The ASCAP award-winner's work embraces jazz and classical idioms. Later, he'll record all 31 pieces, each one- to two minutes long, with himself on soprano sax; Micah Killion on trumpet and flugelhorn; Peter Hess on bass clarinet and tenor sax, and Nathan Turner on tuba. $3,100 has mostly been raised via kickstarter.com, to fund the quartet's recording and CD release. Why turn to the Internet for self-funding? Composers always have had backers, Mosher explains. "Bach had the church, Mozart had royalty, and Beethoven, later in his career, funded himself primarily through commissions."

"Sonny Brings the Presents to His Own 80th Birthday," by Dan Morgenstern, with photos by Fran Kaufman, is the cover story of the November Jersey Jazz. Published continuously since 1972, the 50-to-60 page journal of the New Jersey Jazz Society may be the country's oldest jazz society magazine. Morgenstern, America's honored jazz advocate and historian, is director of the Institute of Jazz Studies at Rutgers University, Newark. Contributing editor of Jersey Jazz (Tony Mottola, editor), his "Dan's Den" column is also published at All About Jazz. The November journal is offered free to AAJ readers, as a pdf file, from November 15-20. E-mail me for a copy and please write "JJ OFFER" in the subject box.
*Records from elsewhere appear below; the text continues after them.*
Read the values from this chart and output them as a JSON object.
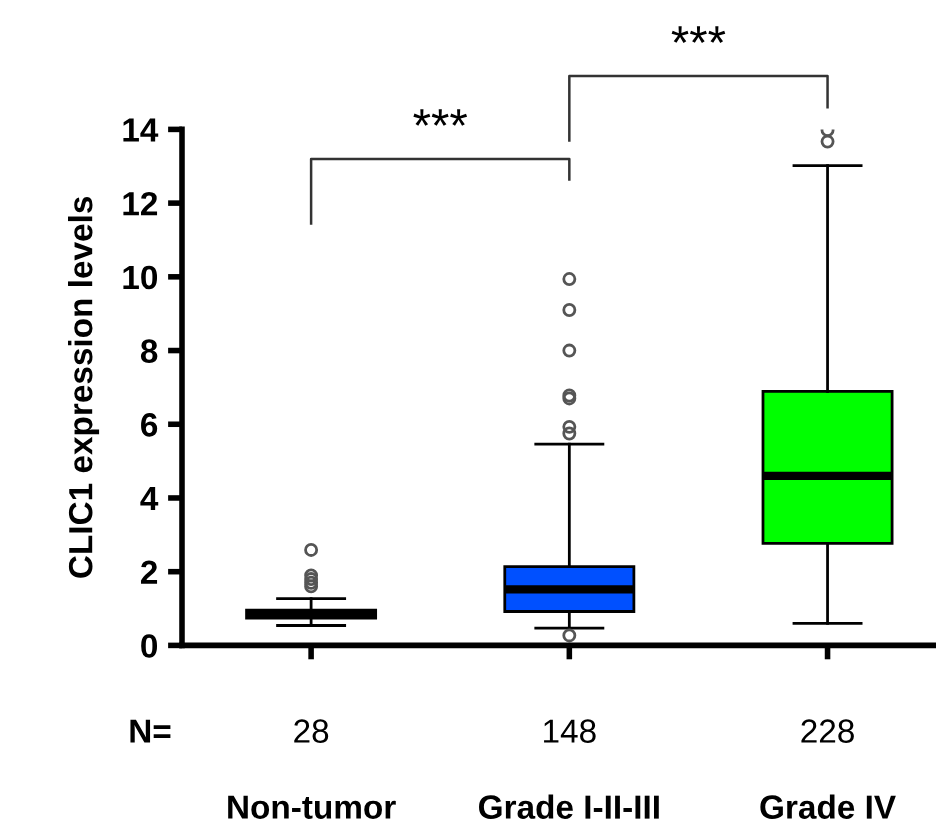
{
  "chart_data": {
    "type": "box",
    "ylabel": "CLIC1 expression levels",
    "categories": [
      "Non-tumor",
      "Grade I-II-III",
      "Grade IV"
    ],
    "colors": [
      "#8b0000",
      "#0050ff",
      "#00ff00"
    ],
    "boxes": [
      {
        "low": 0.54,
        "q1": 0.74,
        "median": 0.85,
        "q3": 0.96,
        "high": 1.27,
        "outliers": [
          1.6,
          1.7,
          1.8,
          1.9,
          2.59
        ]
      },
      {
        "low": 0.47,
        "q1": 0.92,
        "median": 1.52,
        "q3": 2.14,
        "high": 5.46,
        "outliers": [
          0.27,
          5.75,
          5.93,
          6.7,
          6.78,
          8.0,
          9.1,
          9.94
        ]
      },
      {
        "low": 0.6,
        "q1": 2.77,
        "median": 4.6,
        "q3": 6.89,
        "high": 13.02,
        "outliers": [
          13.67,
          13.98
        ]
      }
    ],
    "ylim": [
      0,
      14
    ],
    "yticks": [
      0,
      2,
      4,
      6,
      8,
      10,
      12,
      14
    ],
    "grid": false,
    "annotations": [
      "***",
      "***",
      "N=",
      "28",
      "148",
      "228"
    ]
  }
}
"Jazzerati," a global listing of jazz-connected people, events, organizations and venues, is used by creator Donna Mercer (@ elementsofjazz.com) and her 12,650 followers on the social networking site, Twitter. Donna, a native of Philadelphia and jazz fan, started the project in 2008. The roster offers hot links in red that whisk you to the relevant Twitter page—first by the numbers 0-9 ("18th & Vine Jazz |18th&VineJazz | Portland, OR & NYC" is the first entry), then A to Z, starting with the first name of the person, or first letter of the organization, event, venue with a page on Twitter. First entry is: "Aaron Diaz | aarondiazuk | Birmingham, UK." Last is: "Zoltán Oláh | bassjazz | Budapest, Hungary." Donna adds daily jazz "tweets" (posts) to her Twitter account, but surprisingly, she tells me, she has received fewer than 10 new additions to her list of 1,500-plus page links. "That may increase, however, as more people such as yourself discover it."
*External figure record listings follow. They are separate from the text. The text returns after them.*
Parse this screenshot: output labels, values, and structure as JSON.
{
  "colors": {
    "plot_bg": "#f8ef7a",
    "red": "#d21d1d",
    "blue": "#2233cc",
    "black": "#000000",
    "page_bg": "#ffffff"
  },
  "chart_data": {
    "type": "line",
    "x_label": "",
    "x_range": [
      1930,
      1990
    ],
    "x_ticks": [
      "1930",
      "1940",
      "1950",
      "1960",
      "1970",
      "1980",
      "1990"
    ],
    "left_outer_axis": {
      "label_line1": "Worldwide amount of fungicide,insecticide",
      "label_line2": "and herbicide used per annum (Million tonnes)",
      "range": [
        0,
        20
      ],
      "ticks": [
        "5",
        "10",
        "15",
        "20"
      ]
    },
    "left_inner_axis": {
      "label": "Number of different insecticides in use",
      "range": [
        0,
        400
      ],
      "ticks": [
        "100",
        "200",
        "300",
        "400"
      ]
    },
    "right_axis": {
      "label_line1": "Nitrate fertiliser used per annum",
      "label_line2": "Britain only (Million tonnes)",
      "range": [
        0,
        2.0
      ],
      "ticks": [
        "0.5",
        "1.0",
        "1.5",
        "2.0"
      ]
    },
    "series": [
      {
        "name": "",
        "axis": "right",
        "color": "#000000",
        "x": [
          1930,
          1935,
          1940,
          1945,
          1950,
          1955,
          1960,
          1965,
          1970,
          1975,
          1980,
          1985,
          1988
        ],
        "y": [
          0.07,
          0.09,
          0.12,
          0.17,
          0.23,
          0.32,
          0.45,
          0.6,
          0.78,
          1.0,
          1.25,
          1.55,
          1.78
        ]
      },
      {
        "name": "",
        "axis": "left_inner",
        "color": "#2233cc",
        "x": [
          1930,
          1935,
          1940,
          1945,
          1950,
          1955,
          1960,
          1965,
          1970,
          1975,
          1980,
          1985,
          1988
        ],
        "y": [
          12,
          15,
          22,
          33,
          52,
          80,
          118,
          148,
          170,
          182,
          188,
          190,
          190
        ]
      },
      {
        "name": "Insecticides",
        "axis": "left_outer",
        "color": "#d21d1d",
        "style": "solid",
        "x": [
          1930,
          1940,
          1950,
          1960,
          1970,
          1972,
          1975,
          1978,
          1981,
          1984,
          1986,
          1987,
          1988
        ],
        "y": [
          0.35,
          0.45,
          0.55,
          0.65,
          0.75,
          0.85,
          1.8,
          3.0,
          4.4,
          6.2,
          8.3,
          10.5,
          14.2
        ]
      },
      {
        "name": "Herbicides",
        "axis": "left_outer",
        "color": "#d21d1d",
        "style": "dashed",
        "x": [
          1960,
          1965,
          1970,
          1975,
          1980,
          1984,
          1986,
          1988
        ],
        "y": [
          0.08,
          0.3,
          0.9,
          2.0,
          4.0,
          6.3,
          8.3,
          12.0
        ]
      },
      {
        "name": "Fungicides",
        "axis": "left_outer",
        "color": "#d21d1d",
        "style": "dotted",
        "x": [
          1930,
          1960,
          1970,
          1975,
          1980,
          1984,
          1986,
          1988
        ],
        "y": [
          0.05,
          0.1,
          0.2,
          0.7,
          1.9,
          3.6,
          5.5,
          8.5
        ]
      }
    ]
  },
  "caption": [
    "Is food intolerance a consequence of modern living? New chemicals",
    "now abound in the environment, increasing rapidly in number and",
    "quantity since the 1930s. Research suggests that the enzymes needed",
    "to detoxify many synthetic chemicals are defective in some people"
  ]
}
Those Andrews Sisters go on resonating down the generations. Back in January 2008, Phil Glaser, an ex-patriate American book finder in Greater Copenhagen, posted on You Tube the "Boogie Woogie Bugle Boy of Company B," a hit song from the 1941 Abbott and Costello film, Buck Privates. By November 4 this year, says Phil, 436,774 views had been clocked. In the comments box, roseyapple91 wrote that the video "reminds me of my childhood when my grandmother and I use to dance around her living room ... whilst granddad would sit in his arm chair and watch us ... whilst smoking his pipe."Cheryl C wrote, "My mom is 92 ... and has dementia. I have this song & Big Band songs on my computer. I play them for her every day, she perks right up and jams in her seat. She does love music."
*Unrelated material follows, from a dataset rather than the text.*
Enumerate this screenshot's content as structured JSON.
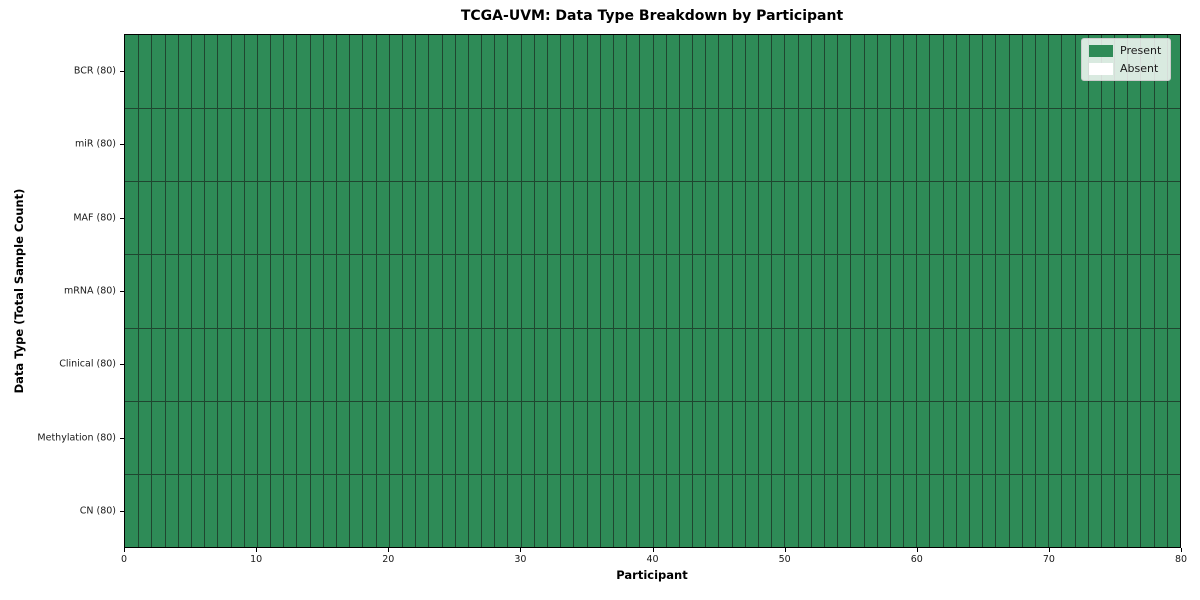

Another Andrews, first-name Troy, is no relation to the singing sisters. "Trombone Shorty" of New Orleans won his nickname at age 7, "in a jazz funeral parade where he wielded a trombone that dwarfed him. An older brother shouted 'Trombone Shorty!' and it stuck," added writer Jackson Griffith in Sacramento NewsReview.com. Traditional groups like Preservation Hall Jazz Band perpetuate the early 20th-century New Orleans style. Younger, eclectic groups like the now 26-year- old Troy Andrews' sextet, Orleans Avenue, take aboard the rock and funk and hip- hop they heard as teenagers. Their latest album, Backatown, was released this spring on Verve Forecast Records.